On Jan. 30, Gov. Jack Markell signed a bill that will raise the hourly minimum wage in Delaware by increments: $7.75 by June 1 and $8.25 by June 1, 2015.

It easily passed both chambers of the General Assembly, 13-8 in the Senate and 27-14 in the House, so you’d be excused for thinking the battle’s over.

Not quite. Rep. Michael Ramone, R-Middle Run Valley, in a recent column pushed for modifications to the minimum wage law.

(Locally, House Speaker Pete Schwartzkopf, D-Rehoboth Beach, voted in favor, while Republicans split, with Rep. Steve Smyk, R-Milton, voting yes, and Sen. Ernie Lopez, R-Lewes, Sen. Brian Pettyjohn, R-Georgetown, and Rep. Ruth Briggs King, R-Georgetown all voting no.)

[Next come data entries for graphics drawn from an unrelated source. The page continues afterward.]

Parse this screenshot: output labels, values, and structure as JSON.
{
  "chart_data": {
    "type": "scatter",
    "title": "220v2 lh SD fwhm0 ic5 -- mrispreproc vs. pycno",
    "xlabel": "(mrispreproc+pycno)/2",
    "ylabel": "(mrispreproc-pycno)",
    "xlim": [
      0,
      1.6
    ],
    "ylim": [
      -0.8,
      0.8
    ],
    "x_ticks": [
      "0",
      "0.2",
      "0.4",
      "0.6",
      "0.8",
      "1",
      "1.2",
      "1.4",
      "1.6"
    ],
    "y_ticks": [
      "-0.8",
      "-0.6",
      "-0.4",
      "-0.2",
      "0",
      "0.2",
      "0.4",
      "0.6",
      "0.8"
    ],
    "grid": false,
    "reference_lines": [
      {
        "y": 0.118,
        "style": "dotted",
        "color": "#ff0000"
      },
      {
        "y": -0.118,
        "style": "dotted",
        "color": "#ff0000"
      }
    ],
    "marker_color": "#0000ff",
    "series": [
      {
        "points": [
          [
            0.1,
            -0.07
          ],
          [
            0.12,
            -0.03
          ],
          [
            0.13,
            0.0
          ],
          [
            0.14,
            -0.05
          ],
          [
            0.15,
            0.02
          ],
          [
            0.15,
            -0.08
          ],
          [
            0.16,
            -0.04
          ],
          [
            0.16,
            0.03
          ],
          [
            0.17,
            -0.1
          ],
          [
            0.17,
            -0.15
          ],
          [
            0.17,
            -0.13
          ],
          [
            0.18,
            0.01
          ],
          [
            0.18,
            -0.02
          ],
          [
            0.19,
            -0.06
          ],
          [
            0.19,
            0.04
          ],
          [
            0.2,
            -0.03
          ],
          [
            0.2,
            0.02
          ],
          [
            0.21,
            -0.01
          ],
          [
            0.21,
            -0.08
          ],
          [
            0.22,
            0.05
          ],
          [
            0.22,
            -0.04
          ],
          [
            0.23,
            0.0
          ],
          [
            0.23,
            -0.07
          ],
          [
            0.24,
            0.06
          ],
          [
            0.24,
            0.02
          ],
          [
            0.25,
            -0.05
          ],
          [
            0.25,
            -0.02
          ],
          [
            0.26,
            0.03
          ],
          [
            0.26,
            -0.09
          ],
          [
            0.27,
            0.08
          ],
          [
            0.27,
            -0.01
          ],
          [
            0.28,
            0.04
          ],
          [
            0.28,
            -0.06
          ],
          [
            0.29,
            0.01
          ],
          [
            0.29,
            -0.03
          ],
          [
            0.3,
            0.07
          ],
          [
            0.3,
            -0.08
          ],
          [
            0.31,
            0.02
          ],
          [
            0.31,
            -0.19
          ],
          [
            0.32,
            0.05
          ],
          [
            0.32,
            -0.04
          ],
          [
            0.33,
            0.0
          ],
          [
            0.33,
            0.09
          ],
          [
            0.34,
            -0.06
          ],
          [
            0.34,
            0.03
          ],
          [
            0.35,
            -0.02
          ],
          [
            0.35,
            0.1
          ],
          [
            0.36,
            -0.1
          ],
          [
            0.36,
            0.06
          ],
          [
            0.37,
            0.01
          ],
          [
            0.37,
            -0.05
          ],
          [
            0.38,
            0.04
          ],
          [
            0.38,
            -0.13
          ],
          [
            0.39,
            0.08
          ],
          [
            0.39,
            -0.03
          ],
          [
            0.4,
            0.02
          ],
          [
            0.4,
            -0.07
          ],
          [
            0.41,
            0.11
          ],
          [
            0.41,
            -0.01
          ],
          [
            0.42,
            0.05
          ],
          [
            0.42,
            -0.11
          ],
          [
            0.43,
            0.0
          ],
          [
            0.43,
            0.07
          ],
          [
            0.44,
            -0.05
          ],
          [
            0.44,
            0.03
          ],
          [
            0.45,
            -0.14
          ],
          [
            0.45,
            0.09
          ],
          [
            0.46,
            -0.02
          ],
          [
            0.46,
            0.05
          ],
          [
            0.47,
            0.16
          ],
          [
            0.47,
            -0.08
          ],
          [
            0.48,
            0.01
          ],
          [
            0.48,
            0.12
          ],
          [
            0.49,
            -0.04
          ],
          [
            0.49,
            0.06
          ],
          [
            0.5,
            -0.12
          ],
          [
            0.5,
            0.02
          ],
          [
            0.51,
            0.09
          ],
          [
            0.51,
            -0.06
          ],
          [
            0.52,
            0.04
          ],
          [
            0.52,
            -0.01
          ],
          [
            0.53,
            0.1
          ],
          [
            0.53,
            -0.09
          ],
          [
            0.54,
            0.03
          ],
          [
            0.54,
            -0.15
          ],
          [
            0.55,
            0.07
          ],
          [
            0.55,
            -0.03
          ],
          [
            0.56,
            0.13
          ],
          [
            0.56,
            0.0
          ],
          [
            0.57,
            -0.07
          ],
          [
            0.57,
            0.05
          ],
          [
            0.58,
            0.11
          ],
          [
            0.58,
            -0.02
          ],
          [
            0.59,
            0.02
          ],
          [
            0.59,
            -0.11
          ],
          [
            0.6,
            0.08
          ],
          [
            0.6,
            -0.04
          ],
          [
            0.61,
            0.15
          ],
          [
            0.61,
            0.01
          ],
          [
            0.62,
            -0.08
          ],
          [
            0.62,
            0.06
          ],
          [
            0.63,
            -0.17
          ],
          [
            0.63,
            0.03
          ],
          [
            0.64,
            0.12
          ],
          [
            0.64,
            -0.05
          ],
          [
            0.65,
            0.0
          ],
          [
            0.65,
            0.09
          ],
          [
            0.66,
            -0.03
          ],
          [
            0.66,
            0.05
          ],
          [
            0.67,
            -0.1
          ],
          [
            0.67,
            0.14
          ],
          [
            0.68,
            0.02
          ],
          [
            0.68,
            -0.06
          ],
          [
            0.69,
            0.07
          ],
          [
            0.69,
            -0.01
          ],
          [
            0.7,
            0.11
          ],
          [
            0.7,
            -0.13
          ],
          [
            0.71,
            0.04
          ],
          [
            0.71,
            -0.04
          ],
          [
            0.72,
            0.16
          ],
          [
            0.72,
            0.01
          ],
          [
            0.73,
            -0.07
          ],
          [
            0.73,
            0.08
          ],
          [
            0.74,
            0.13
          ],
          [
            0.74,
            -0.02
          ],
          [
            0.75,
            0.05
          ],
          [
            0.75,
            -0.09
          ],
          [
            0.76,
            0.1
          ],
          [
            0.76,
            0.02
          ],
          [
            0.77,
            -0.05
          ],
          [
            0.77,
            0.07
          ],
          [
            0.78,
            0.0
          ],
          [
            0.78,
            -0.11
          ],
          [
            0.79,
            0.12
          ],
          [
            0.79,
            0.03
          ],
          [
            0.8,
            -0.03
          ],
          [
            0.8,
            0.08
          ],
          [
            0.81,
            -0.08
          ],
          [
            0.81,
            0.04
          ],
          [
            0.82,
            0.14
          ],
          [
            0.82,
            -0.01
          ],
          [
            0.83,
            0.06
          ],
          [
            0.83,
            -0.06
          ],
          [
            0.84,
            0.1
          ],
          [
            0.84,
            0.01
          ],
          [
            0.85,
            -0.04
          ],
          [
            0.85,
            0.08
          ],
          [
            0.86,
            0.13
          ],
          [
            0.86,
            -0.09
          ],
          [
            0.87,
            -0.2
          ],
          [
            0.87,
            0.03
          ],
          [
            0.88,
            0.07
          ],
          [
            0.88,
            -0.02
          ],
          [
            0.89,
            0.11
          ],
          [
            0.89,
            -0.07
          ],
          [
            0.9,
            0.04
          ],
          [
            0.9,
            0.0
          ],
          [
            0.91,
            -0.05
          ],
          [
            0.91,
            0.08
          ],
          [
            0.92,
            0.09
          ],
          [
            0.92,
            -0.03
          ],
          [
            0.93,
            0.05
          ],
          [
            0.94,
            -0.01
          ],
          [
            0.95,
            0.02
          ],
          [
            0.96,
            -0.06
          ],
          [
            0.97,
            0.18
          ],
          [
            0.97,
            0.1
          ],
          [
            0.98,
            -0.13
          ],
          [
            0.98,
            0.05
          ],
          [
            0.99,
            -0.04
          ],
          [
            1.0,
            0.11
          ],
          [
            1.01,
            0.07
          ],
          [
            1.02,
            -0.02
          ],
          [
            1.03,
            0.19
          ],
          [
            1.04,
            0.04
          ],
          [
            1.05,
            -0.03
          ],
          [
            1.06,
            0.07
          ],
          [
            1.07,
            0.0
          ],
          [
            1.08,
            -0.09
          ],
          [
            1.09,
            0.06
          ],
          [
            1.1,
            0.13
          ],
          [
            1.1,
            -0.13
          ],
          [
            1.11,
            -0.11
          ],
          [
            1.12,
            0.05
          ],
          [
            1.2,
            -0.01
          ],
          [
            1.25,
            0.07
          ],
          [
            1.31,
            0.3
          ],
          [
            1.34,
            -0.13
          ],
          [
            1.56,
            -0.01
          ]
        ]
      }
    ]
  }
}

“Regardless of political affiliation,” Ramone wrote, “I believe the debate over minimum wage during the past year boils down to one thing - how best to get more money into the pockets of our lower wage earners in Delaware.”

That sounds good, and one of his proposals - a tax credit for lower wage workers - would seem to add to workers’ take-home pay.

But not others. Ramone is also calling for two exemptions to the minimum wage: one for seasonal employees and one for workers “not determined to be primary wage earners for the household.”

The proposed exemptions would allow employers to pay these workers a “training wage” equal to 75 percent of the minimum wage.

That would translate to $5.81 an hour through June 2015 and $6.19 thereafter.

Please. This is a disgrace. We already have large employers like Walmart and McDonald’s pushing their labor costs onto society by encouraging employees to sign up for government assistance.

Do we want to exacerbate this problem? Don’t we want to encourage people to work?

And while the increase would mean higher expenses for businesses, the raise is hardly excessive. (Also, it would put money in the pockets of people who would be most likely to spend.)

Since 1950, according to U.S. Labor Department statistics, the real national minimum wage - in constant dollars - has bounced around. It was $7.25 in 1950; reached a high of $10.69 in ’68; drifted down to $8.77 in ’81; and fell to a low of $6.58 in ‘07, before rising in 2009.

Raising it to $8.25 by next June will still leave the minimum wage well below what it was during President Reagan’s first term. Allowing a drop to $6.19 would be a big step backward.

Local activist Joanne Cabry on Sunday said she dislikes the phrase “minimum wage,” preferring “living wage” - which $5.81 an hour most certainly isn’t.

She said the Progressive Democrats of Sussex County have formed a new group called the 10.10 Club. It supports a “living wage” of $10.10 an hour, which comes out to about $20,000 a year, assuming vacation days. (Not that you could afford to take much of a vacation on 20 thousand bucks.)

The first 10.10 Club member is Marie Mayor, whose business is Lavender Fields Farm near Milton.

She’s also a Democrat who recently filed for the Representative District 20 seat, setting up a rematch of her 2012 contest with Steve Smyk.

The 10.10 Club plans to offer businesses decals they can display to show they are paying a fair wage. It will be interesting to see how businesses respond.

I don’t support a “training” or “seasonal” wage, but it gives me an idea.

With the General Assembly out of session much of the year, state legislators themselves qualify as “seasonal” employees. Perhaps they should vote themselves a “seasonal” wage of $5.81 an hour and see how it works out. In addition to saving the state a few bucks, it might provide them with a fresh perspective.

Biden calls attention to state, but not the way he wanted

Vice President Joe Biden last week inadvertently directed some blowback to his home state.

As part of an effort to promote investment in infrastructure, Biden recently called attention to New York’s LaGuardia Airport.

Comparing it to Hong Kong’s modern facility, Biden said that if he took someone blindfolded to LaGuardia, “they’d think, ‘I must be in some Third World country.’ No, I’m not joking.”

And testy New Yorkers didn’t take his comments as a joke. The Atlantic’s Wire website quickly put up a story headlined, “Quiz: Can You Tell the Difference Between Biden’s State and a Third World Country?”

After saying, “People who live in Delaware houses shouldn’t throw stones,” the article invited people to guess whether five photos were from Delaware or from Third World Tanzania.

I won’t give away the answers but let’s just say the photos wouldn’t likely be featured on a website promoting Delaware tourism.

Kidding aside, the tempest in a teapot highlights an important issue: Investing in infrastructure makes sense, in Delaware, and across the country.